Sumber: Liputan6.com/Putu Merta Surya Putra

4 dari 5 halaman

Materi Khilafah dan Jihad Tak Lagi Muncul di Buku Fikih

Dream - Kementerian Agama melalui surat edaran yang ditandatangani Direktur Kurikulum, Sarana, Kelembagaan, dan Kesiswaan (KSKK) Madrasah, A Umar menyebut materi khilafah dan jihad yang tadinya berada di buku fikih kini berubah ke buku Sejarah Kebudayaan Islam (SKI).

Menteri Agama (Menag), Fachrul Razi membenarkan penerbitan surat edaran tersebut.

" Itu hanya dipindahkan dari tadinya itu masuk ke fikih dipindahkan ke sejarah (SKI) ya. Sejarah nggak boleh hilang, tapi di fikih nggak ada lagi," ujar Fachrul di Kemenag, Jakarta, Senin, 9 Desember 2019.

Fachrul mengakui ada perilaku oknum guru yang salah dalam mengajarkan materi khilafah dan jihad kepada siswa.

" Kan dalam sejarah Islam itu ada (materi khilafah), tapi pengalaman yang lalu yang mungkin nggak tau salahnya di mana, yang jadi mengajarnya justru yang menyimpang soal khilafah," kata dia.

5 dari 5 halaman

Religius dan Nasionalis

Di lokasi yang sama, Dirjen pendidikan Islam Kemenag, Kamaruddin Amin mengatakan, materi jihad dan khilafah tidak akan dihapuskan dari buku pelajaran.

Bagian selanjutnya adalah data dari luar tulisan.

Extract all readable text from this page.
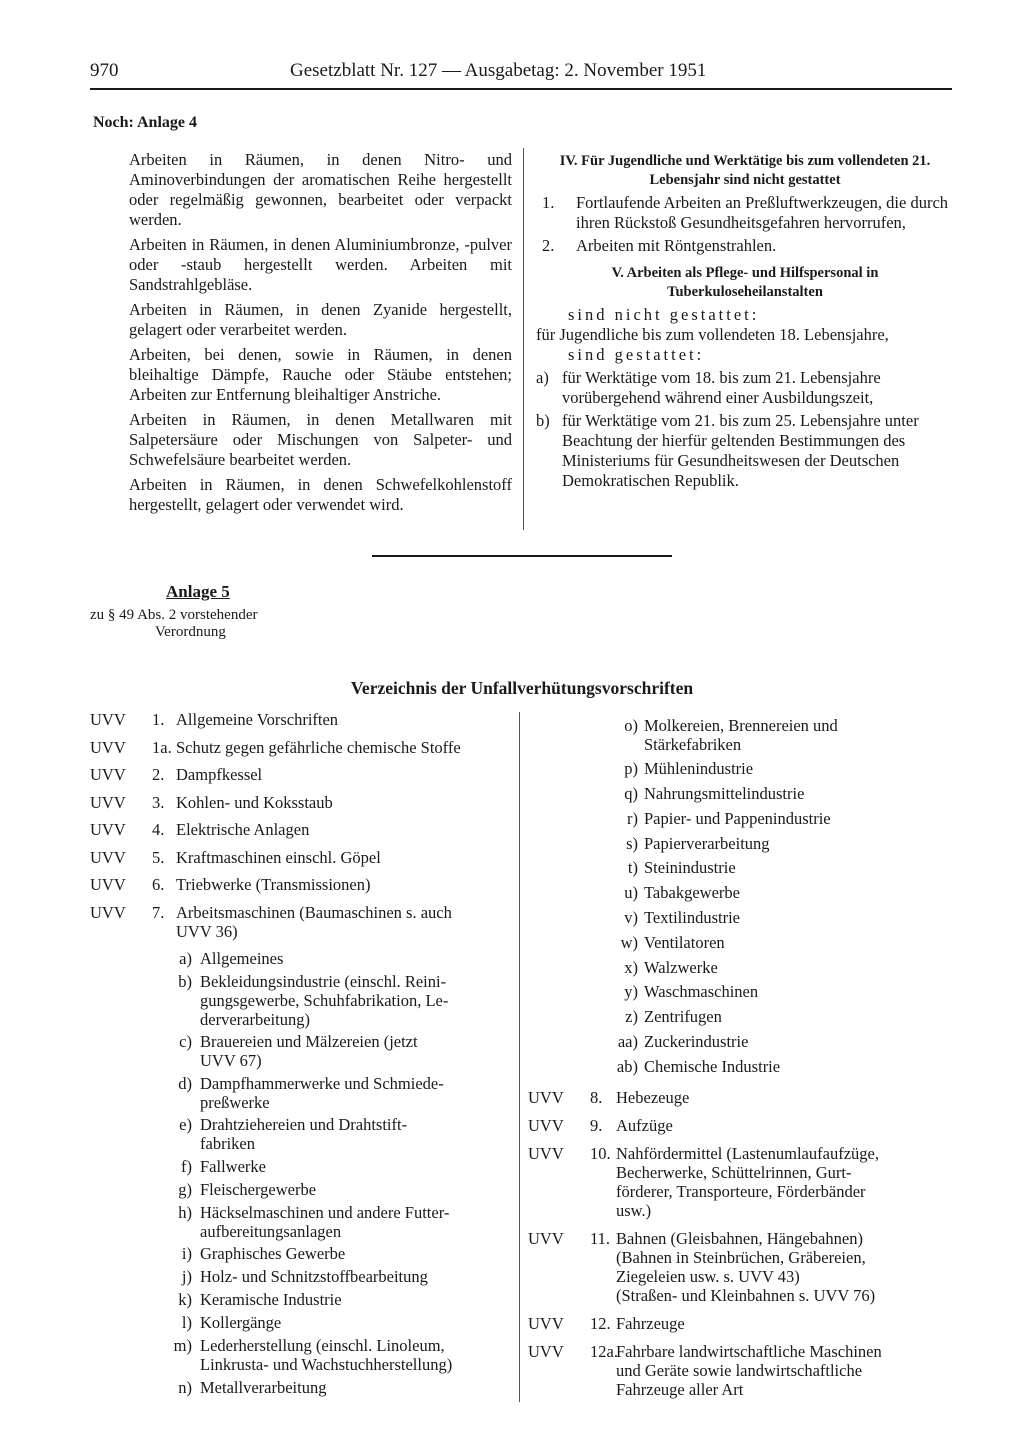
970	Gesetzblatt Nr. 127 — Ausgabetag: 2. November 1951
Noch: Anlage 4

Arbeiten in Räumen, in denen Nitro- und Aminoverbindungen der aromatischen Reihe hergestellt oder regelmäßig gewonnen, bearbeitet oder verpackt werden.

Arbeiten in Räumen, in denen Aluminiumbronze, -pulver oder -staub hergestellt werden. Arbeiten mit Sandstrahlgebläse.

Arbeiten in Räumen, in denen Zyanide hergestellt, gelagert oder verarbeitet werden.

Arbeiten, bei denen, sowie in Räumen, in denen bleihaltige Dämpfe, Rauche oder Stäube entstehen; Arbeiten zur Entfernung bleihaltiger Anstriche.

Arbeiten in Räumen, in denen Metallwaren mit Salpetersäure oder Mischungen von Salpeter- und Schwefelsäure bearbeitet werden.

Arbeiten in Räumen, in denen Schwefelkohlenstoff hergestellt, gelagert oder verwendet wird.

IV. Für Jugendliche und Werktätige bis zum vollendeten 21. Lebensjahr sind nicht gestattet
1.	Fortlaufende Arbeiten an Preßluftwerkzeugen, die durch ihren Rückstoß Gesundheitsgefahren hervorrufen,
2.	Arbeiten mit Röntgenstrahlen.
V. Arbeiten als Pflege- und Hilfspersonal in Tuberkuloseheilanstalten
sind nicht gestattet:
für Jugendliche bis zum vollendeten 18. Lebensjahre,
sind gestattet:
a) für Werktätige vom 18. bis zum 21. Lebensjahre vorübergehend während einer Ausbildungszeit,
b) für Werktätige vom 21. bis zum 25. Lebensjahre unter Beachtung der hierfür geltenden Bestimmungen des Ministeriums für Gesundheitswesen der Deutschen Demokratischen Republik.
Anlage 5
zu § 49 Abs. 2 vorstehender
Verordnung
Verzeichnis der Unfallverhütungsvorschriften
UVV 1. Allgemeine Vorschriften
UVV 1a. Schutz gegen gefährliche chemische Stoffe
UVV 2. Dampfkessel
UVV 3. Kohlen- und Koksstaub
UVV 4. Elektrische Anlagen
UVV 5. Kraftmaschinen einschl. Göpel
UVV 6. Triebwerke (Transmissionen)
UVV 7. Arbeitsmaschinen (Baumaschinen s. auch
UVV 36)
a) Allgemeines
b) Bekleidungsindustrie (einschl. Reini-
gungsgewerbe, Schuhfabrikation, Le-
derverarbeitung)
c) Brauereien und Mälzereien (jetzt
UVV 67)
d) Dampfhammerwerke und Schmiede-
preßwerke
e) Drahtziehereien und Drahtstift-
fabriken
f) Fallwerke
g) Fleischergewerbe
h) Häckselmaschinen und andere Futter-
aufbereitungsanlagen
i) Graphisches Gewerbe
j) Holz- und Schnitzstoffbearbeitung
k) Keramische Industrie
l) Kollergänge
m) Lederherstellung (einschl. Linoleum,
Linkrusta- und Wachstuchherstellung)
n) Metallverarbeitung
o) Molkereien, Brennereien und
Stärkefabriken
p) Mühlenindustrie
q) Nahrungsmittelindustrie
r) Papier- und Pappenindustrie
s) Papierverarbeitung
t) Steinindustrie
u) Tabakgewerbe
v) Textilindustrie
w) Ventilatoren
x) Walzwerke
y) Waschmaschinen
z) Zentrifugen
aa) Zuckerindustrie
ab) Chemische Industrie
UVV 8. Hebezeuge
UVV 9. Aufzüge
UVV 10. Nahfördermittel (Lastenumlaufaufzüge,
Becherwerke, Schüttelrinnen, Gurt-
förderer, Transporteure, Förderbänder
usw.)
UVV 11. Bahnen (Gleisbahnen, Hängebahnen)
(Bahnen in Steinbrüchen, Gräbereien,
Ziegeleien usw. s. UVV 43)
(Straßen- und Kleinbahnen s. UVV 76)
UVV 12. Fahrzeuge
UVV 12a.
Fahrbare landwirtschaftliche Maschinen
und Geräte sowie landwirtschaftliche
Fahrzeuge aller Art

Hanya saja, perspektifnya akan diubah.

" Akan diberikan perspektif yang lebih produktif dan lebih kontekstual. Nanti disampaikan bahwa khilafah itu tidak lagi cocok untuk Indonesia. Negara bangsa yang sudah memiliki konstitusi," ujar Kamaruddin.

Menurut dia, perubahan perspektif itu dilakukan untuk menghasilkan generasi yang tidak hanya religius, namun juga nasionalis.